ただし,規制改革が問題になりうるのはやっぱりその民主的正統性のようなもののわけで。別に改革以前の状態が民主的に望ましいとは個人的にはぜんぜん思わないものの,Status Quoを変更するときにはルールに則って行う必要性があるわけで。そう考えると,確かに規制改革会議がしばしば国会をパスして閣議決定だけでものごとを進めるのは問題があるように見える。

◎規制改革会議は中央集権的?=「閣議決定で拘束」懸念−中教審で発言
「(国会審議を経ない)閣議決定で全国の学校を拘束していく。こういうことこそ中央集権的」−。教育委員会に対する国の権限強化をめぐり、激しい議論を戦わせている中央教育審議会で、当事者である京都市教育長の門川大作委員が声を上げた。
非難の矛先は政府の規制改革会議。
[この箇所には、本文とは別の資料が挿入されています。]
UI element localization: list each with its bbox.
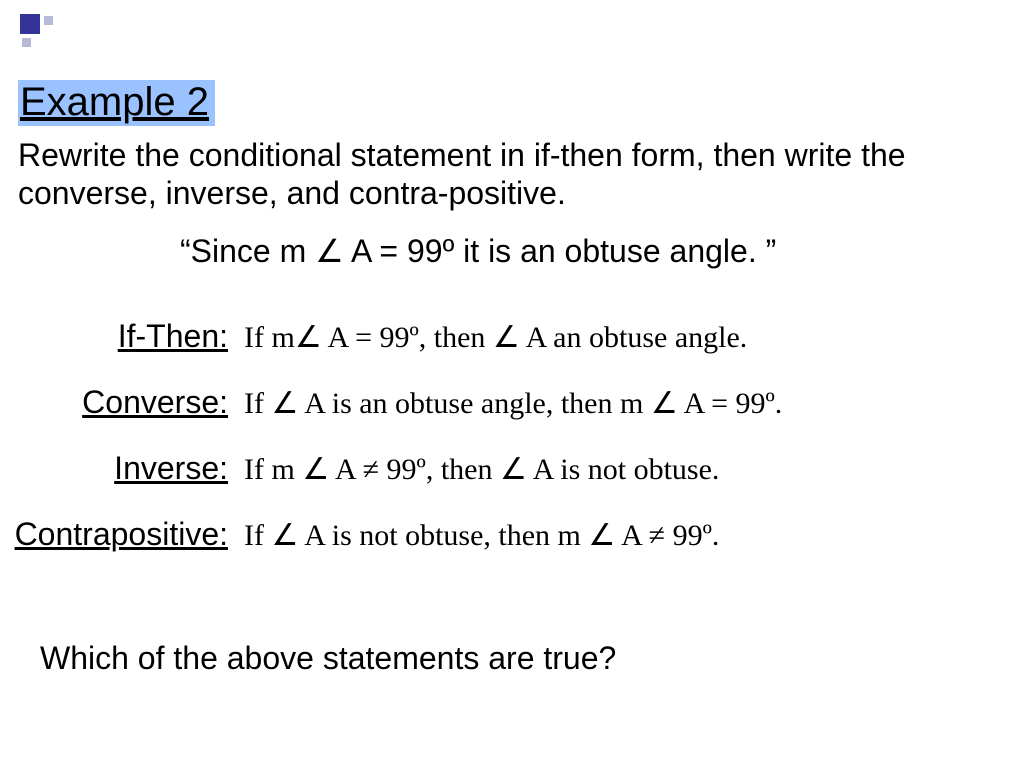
instruction-text: Rewrite the conditional statement in if-… (18, 136, 1004, 213)
row-contrapositive: Contrapositive: If ∠ A is not obtuse, th… (0, 516, 1014, 554)
statements-block: If-Then: If m∠ A = 99º, then ∠ A an obtu… (0, 318, 1014, 582)
label-contrapositive: Contrapositive: (0, 516, 244, 553)
row-converse: Converse: If ∠ A is an obtuse angle, the… (0, 384, 1014, 422)
closing-question: Which of the above statements are true? (40, 640, 616, 677)
example-title: Example 2 (18, 80, 215, 126)
row-if-then: If-Then: If m∠ A = 99º, then ∠ A an obtu… (0, 318, 1014, 356)
answer-contrapositive: If ∠ A is not obtuse, then m ∠ A ≠ 99º. (244, 518, 1014, 554)
label-converse: Converse: (0, 384, 244, 421)
answer-inverse: If m ∠ A ≠ 99º, then ∠ A is not obtuse. (244, 452, 1014, 488)
slide: Example 2 Rewrite the conditional statem… (0, 0, 1024, 768)
label-inverse: Inverse: (0, 450, 244, 487)
decorative-squares-icon (18, 12, 60, 54)
label-if-then: If-Then: (0, 318, 244, 355)
answer-if-then: If m∠ A = 99º, then ∠ A an obtuse angle. (244, 320, 1014, 356)
quoted-statement: “Since m ∠ A = 99º it is an obtuse angle… (180, 232, 1004, 270)
row-inverse: Inverse: If m ∠ A ≠ 99º, then ∠ A is not… (0, 450, 1014, 488)
answer-converse: If ∠ A is an obtuse angle, then m ∠ A = … (244, 386, 1014, 422)
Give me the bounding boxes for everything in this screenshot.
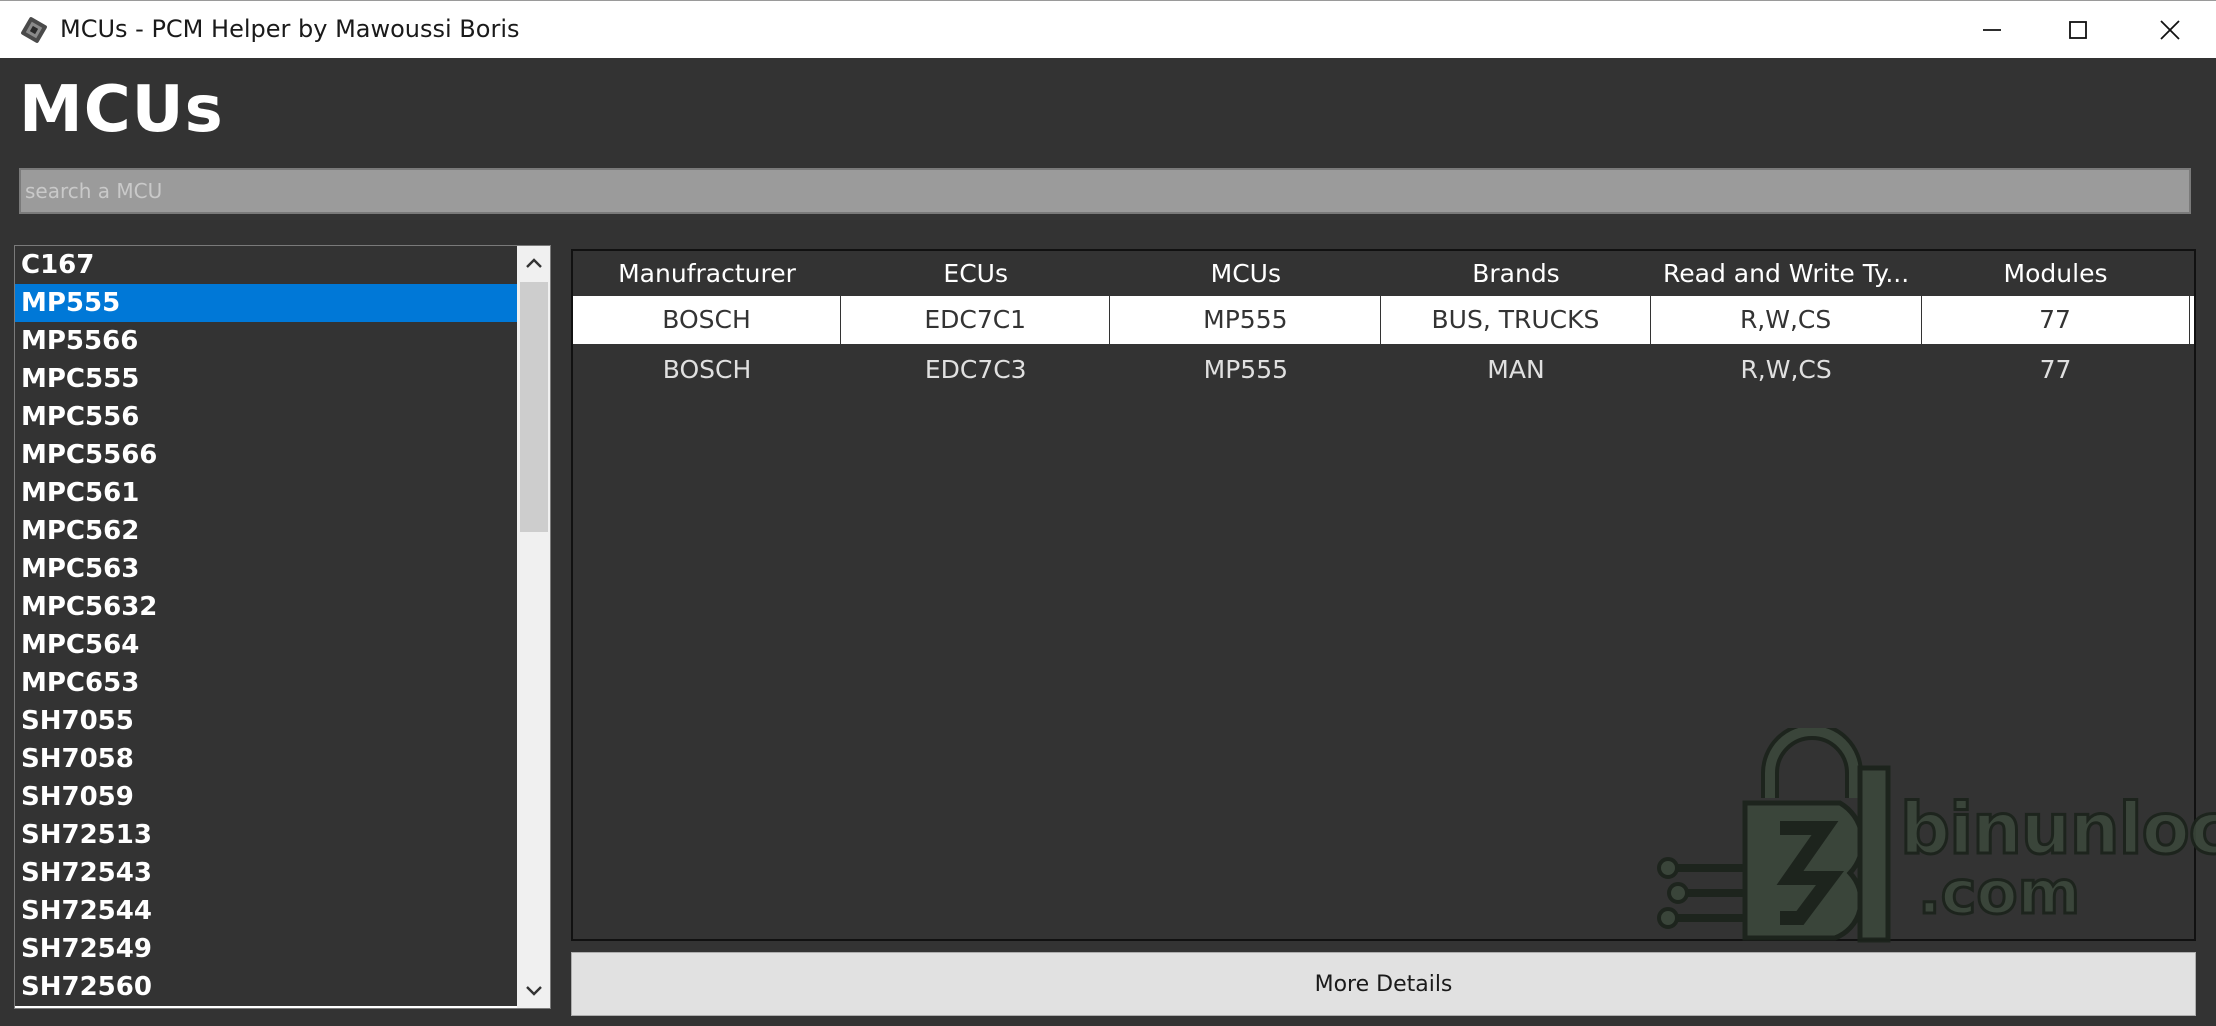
table-cell[interactable]: MP555 [1110,346,1381,394]
table-cell[interactable]: R,W,CS [1651,346,1922,394]
mcu-list-items: C167 MP555 MP5566 MPC555 MPC556 MPC5566 MPC561… [15,246,517,1006]
table-cell[interactable]: BOSCH [573,296,841,345]
mcu-list-item[interactable]: MPC556 [15,398,517,436]
mcu-list-item[interactable]: C167 [15,246,517,284]
table-row[interactable]: BOSCH EDC7C1 MP555 BUS, TRUCKS R,W,CS 77 [573,296,2194,345]
scroll-thumb[interactable] [520,282,548,532]
binunlock-watermark: binunlock .com [1650,722,2216,948]
mcu-list-item[interactable]: SH72549 [15,930,517,968]
mcu-list-item[interactable]: SH72513 [15,816,517,854]
table-cell[interactable]: BOSCH [573,346,841,394]
mcu-list-item[interactable]: SH7055 [15,702,517,740]
more-details-button[interactable]: More Details [571,952,2196,1016]
mcu-list-item[interactable]: MPC564 [15,626,517,664]
scroll-down-button[interactable] [517,974,550,1008]
scroll-up-button[interactable] [517,246,550,280]
table-cell[interactable]: EDC7C1 [841,296,1111,345]
grid-header: Manufracturer ECUs MCUs Brands Read and Writ… [573,251,2194,297]
search-input[interactable] [19,168,2191,214]
padlock-logo-icon [1657,722,1891,943]
mcu-list-item[interactable]: SH7058 [15,740,517,778]
table-cell[interactable]: 77 [1922,296,2190,345]
watermark-domain: .com [1916,857,2081,930]
mcu-list-item[interactable]: MPC555 [15,360,517,398]
app-icon [21,17,47,43]
chevron-up-icon [526,258,542,268]
mcu-list-item[interactable]: SH72560 [15,968,517,1006]
window-title: MCUs - PCM Helper by Mawoussi Boris [60,15,520,43]
table-cell[interactable]: MAN [1381,346,1650,394]
list-scrollbar[interactable] [517,246,550,1008]
mcu-list-item[interactable]: MPC563 [15,550,517,588]
table-cell[interactable]: BUS, TRUCKS [1381,296,1651,345]
mcu-list-item[interactable]: SH72544 [15,892,517,930]
mcu-list-item[interactable]: SH72543 [15,854,517,892]
mcu-list-item[interactable]: SH7059 [15,778,517,816]
mcu-list[interactable]: C167 MP555 MP5566 MPC555 MPC556 MPC5566 MPC561… [14,245,551,1009]
column-header[interactable]: Read and Write Ty... [1651,251,1922,297]
title-bar: MCUs - PCM Helper by Mawoussi Boris [0,0,2216,58]
mcu-list-item[interactable]: MP555 [15,284,517,322]
minimize-button[interactable] [1946,1,2038,59]
minimize-icon [1983,29,2001,31]
mcu-list-item[interactable]: MPC5566 [15,436,517,474]
column-header[interactable]: Manufracturer [573,251,841,297]
table-cell[interactable]: EDC7C3 [841,346,1110,394]
table-cell[interactable]: R,W,CS [1651,296,1922,345]
maximize-icon [2069,21,2087,39]
close-icon [2160,20,2180,40]
table-cell[interactable]: MP555 [1110,296,1382,345]
column-header[interactable]: Brands [1381,251,1650,297]
table-cell[interactable]: 77 [1922,346,2190,394]
column-header[interactable]: ECUs [841,251,1110,297]
mcu-list-item[interactable]: MPC562 [15,512,517,550]
maximize-button[interactable] [2032,1,2124,59]
mcu-list-item[interactable]: MPC5632 [15,588,517,626]
mcu-list-item[interactable]: MPC561 [15,474,517,512]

同会議は、いじめなどのケースで学校を変更できる制度の導入促進を求めた閣議決定に従わない教委を問題視し、実名公表する方針を打ち出した。
(中略)
閣議決定は政府を拘束するもので、地方の教委は拘束しない」と門川氏。規制改革会議に加え教育再生会議が設置され、教育改革は百花繚乱(りょうらん)の状態だが、「拘束するなら(国会を通過した)法令にしていただきたい」(同)というのが地方の現場の本音のようだ。
2月25日 時事通信

毅然とした意思決定を行ったのであれば(教委の)実名?を出されて何が問題なのかよくわからない,というところはありますが,何でもかんでも政府の決定っていう方向で推し進めていくことはやっぱり問題でしょうねぇ。まあ一党で第一院の2/3以上を持ってるんだから,閣議決定じゃなくて国会で議決すればいいのに,と思わないでもないですが,その辺はやっぱり文教族(ってまだいるのか!?)と合意が取れてない,ということになるのでしょうか。たぶん,なかなか面白い議論だと思われるのは最後の段で,「政府」「地方」が別の意思決定主体として現れているところではないでしょうか。特に分権一括法以降は,こういう解釈は可能といえば可能だとは思っていたのですが,さらに興味深いことに「国会を通過した法令」では地方に規制をかけるのはあり,ということになっているところ。この理解だと,三権の「行政」は中央政府を意味していて,「立法」は中央政府−地方政府を通じた「国」のことを意味している,ということになるのでしょうか。たぶんこのあたりはキチンと整理されてないし,そんなに不思議な理解ではないと思いますが,同時に日本は(政党が代表する)議院内閣制の国である,ということを考えると,やっぱりどうかなぁ,というところがあるわけで。ここは「現実と整合的に」整理をかけないといけないんでしょうか。それは結構難しい気がするんですが。